Nematic-Isotropic Transition with Quenched Disorder
L. Petridis, E.M. Terentjev

TL;DR
This paper investigates how quenched disorder from network crosslinks in nematic elastomers alters their phase transition, transforming it from a first-order to a continuous transition by singularly renormalizing the Landau-De Gennes free energy.
Contribution
It demonstrates that weak random anisotropy causes a singular renormalization of the phase transition, leading to a continuous transition at high disorder levels, contrary to mean field predictions.
Findings
Disorder reduces the first-order jump in the order parameter.
High disorder strength results in a continuous phase transition.

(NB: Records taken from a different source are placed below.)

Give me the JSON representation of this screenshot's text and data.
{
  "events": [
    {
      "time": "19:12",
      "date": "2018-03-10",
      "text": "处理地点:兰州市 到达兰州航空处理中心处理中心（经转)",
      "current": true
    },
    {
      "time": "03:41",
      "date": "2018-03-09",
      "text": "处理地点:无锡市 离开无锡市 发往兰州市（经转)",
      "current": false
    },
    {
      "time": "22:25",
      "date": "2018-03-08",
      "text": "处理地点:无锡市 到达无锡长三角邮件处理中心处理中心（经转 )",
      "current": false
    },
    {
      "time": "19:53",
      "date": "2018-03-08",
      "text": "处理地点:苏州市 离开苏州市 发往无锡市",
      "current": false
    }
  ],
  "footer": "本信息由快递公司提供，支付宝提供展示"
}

The transition resembles supercritical transitions in external fields.
Abstract
Nematic elastomers do not show the discontinuous, first-order, phase transition that the Landau-De Gennes mean field theory predicts for a quadrupolar ordering in 3D. We attribute this behavior to the presence of network crosslinks, which act as sources of quenched orientational disorder. We show that the addition of weak random anisotropy results in a singular renormalization of the Landau-De Gennes expression, adding an energy term proportional to the inverse quartic power of order parameter Q. This reduces the first-order discontinuity in Q. For sufficiently high disorder strength the jump disappears altogether and the phase transition becomes continuous, in some ways resembling the supercritical transitions in external field.